La FRAPNA demande que soient prises des mesures cohérentes

Dimanche en fin d'après-midi une longue file de véhicules, sans doute le retour des stations de ski, s'accumulait sur la voie rapide urbaine de Chambéry, notamment à proximité de l'échangeur autoroutier de Chambéry nord. La qualité de l'air était déjà qualifiée de « médiocre » selon Air Rhône-Alpes.

Sur les panneaux d'information une seule indication qui prêterait à sourire si l'on ne touchait pas au domaine de la santé en période d'épidémies en tous genres : « pollution, écoutez 107,7 ». Ce qui devait arriver... est arrivé le lendemain lundi. La pollution a gagné un cran, l'air passant de médiocre à mauvais, selon Air Rhône-Alpes. La « zone urbaine des pays de Savoie » ainsi que la « zone alpine Savoie » étaient classés au niveau d'alerte 1.
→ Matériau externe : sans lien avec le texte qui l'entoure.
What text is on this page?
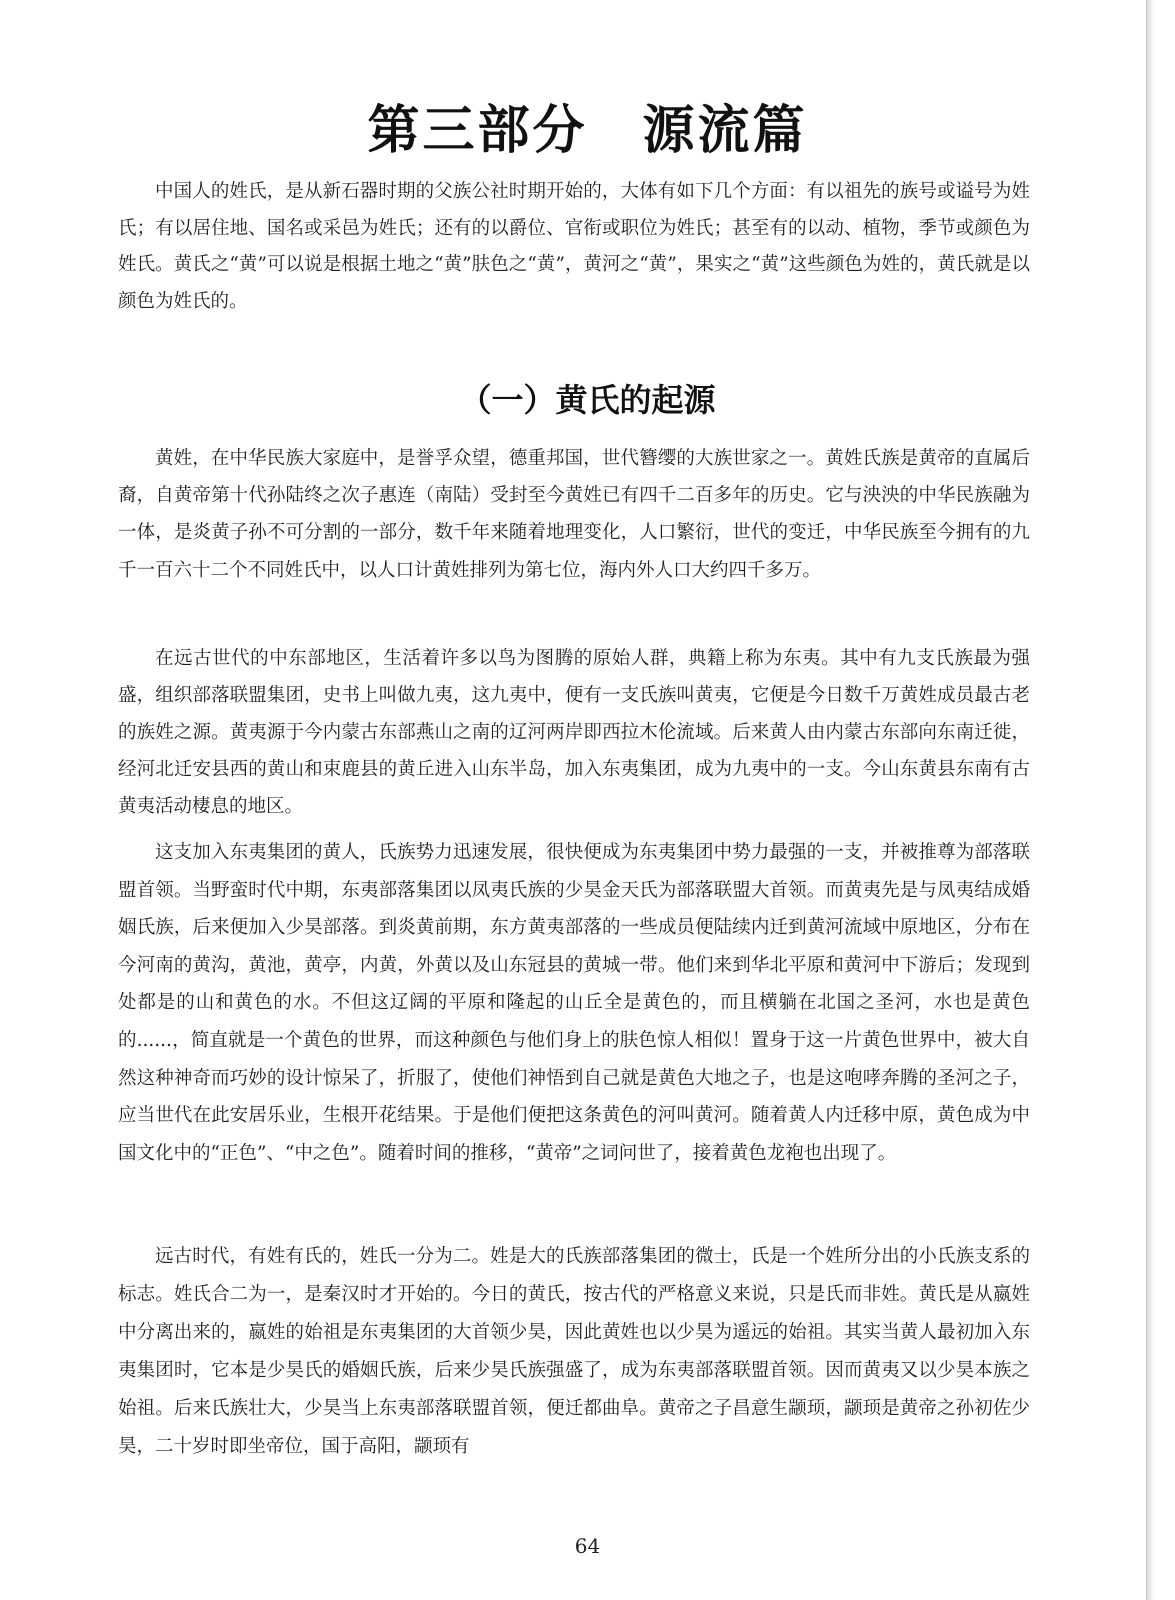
第三部分　源流篇

中国人的姓氏，是从新石器时期的父族公社时期开始的，大体有如下几个方面：有以祖先的族号或谥号为姓氏；有以居住地、国名或采邑为姓氏；还有的以爵位、官衔或职位为姓氏；甚至有的以动、植物，季节或颜色为姓氏。黄氏之“黄”可以说是根据土地之“黄”肤色之“黄”，黄河之“黄”，果实之“黄”这些颜色为姓的，黄氏就是以颜色为姓氏的。

（一）黄氏的起源

黄姓，在中华民族大家庭中，是誉孚众望，德重邦国，世代簪缨的大族世家之一。黄姓氏族是黄帝的直属后裔，自黄帝第十代孙陆终之次子惠连（南陆）受封至今黄姓已有四千二百多年的历史。它与泱泱的中华民族融为一体，是炎黄子孙不可分割的一部分，数千年来随着地理变化，人口繁衍，世代的变迁，中华民族至今拥有的九千一百六十二个不同姓氏中，以人口计黄姓排列为第七位，海内外人口大约四千多万。

在远古世代的中东部地区，生活着许多以鸟为图腾的原始人群，典籍上称为东夷。其中有九支氏族最为强盛，组织部落联盟集团，史书上叫做九夷，这九夷中，便有一支氏族叫黄夷，它便是今日数千万黄姓成员最古老的族姓之源。黄夷源于今内蒙古东部燕山之南的辽河两岸即西拉木伦流域。后来黄人由内蒙古东部向东南迁徙，经河北迁安县西的黄山和束鹿县的黄丘进入山东半岛，加入东夷集团，成为九夷中的一支。今山东黄县东南有古黄夷活动棲息的地区。

这支加入东夷集团的黄人，氏族势力迅速发展，很快便成为东夷集团中势力最强的一支，并被推尊为部落联盟首领。当野蛮时代中期，东夷部落集团以凤夷氏族的少昊金天氏为部落联盟大首领。而黄夷先是与凤夷结成婚姻氏族，后来便加入少昊部落。到炎黄前期，东方黄夷部落的一些成员便陆续内迁到黄河流域中原地区，分布在今河南的黄沟，黄池，黄亭，内黄，外黄以及山东冠县的黄城一带。他们来到华北平原和黄河中下游后；发现到处都是的山和黄色的水。不但这辽阔的平原和隆起的山丘全是黄色的，而且横躺在北国之圣河，水也是黄色的......，简直就是一个黄色的世界，而这种颜色与他们身上的肤色惊人相似！置身于这一片黄色世界中，被大自然这种神奇而巧妙的设计惊呆了，折服了，使他们神悟到自己就是黄色大地之子，也是这咆哮奔腾的圣河之子，应当世代在此安居乐业，生根开花结果。于是他们便把这条黄色的河叫黄河。随着黄人内迁移中原，黄色成为中国文化中的“正色”、“中之色”。随着时间的推移，“黄帝”之词问世了，接着黄色龙袍也出现了。

远古时代，有姓有氏的，姓氏一分为二。姓是大的氏族部落集团的微士，氏是一个姓所分出的小氏族支系的标志。姓氏合二为一，是秦汉时才开始的。今日的黄氏，按古代的严格意义来说，只是氏而非姓。黄氏是从嬴姓中分离出来的，嬴姓的始祖是东夷集团的大首领少昊，因此黄姓也以少昊为遥远的始祖。其实当黄人最初加入东夷集团时，它本是少昊氏的婚姻氏族，后来少昊氏族强盛了，成为东夷部落联盟首领。因而黄夷又以少昊本族之始祖。后来氏族壮大，少昊当上东夷部落联盟首领，便迁都曲阜。黄帝之子昌意生颛顼，颛顼是黄帝之孙初佐少昊，二十岁时即坐帝位，国于高阳，颛顼有

64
Si la situation s'est stabilisée hier mardi (avec cependant un taux de pollution 87 /100, plus élevé qu'à Grenoble, 82/100) elle devrait empirer aujourd'hui mercredi sur le secteur chambérien selon les prévisions d'Air Rhône-Alpes. Face à cela on ne peut que déplorer l'inertie des autorités qui semblent ignorer un problème de santé publique majeure.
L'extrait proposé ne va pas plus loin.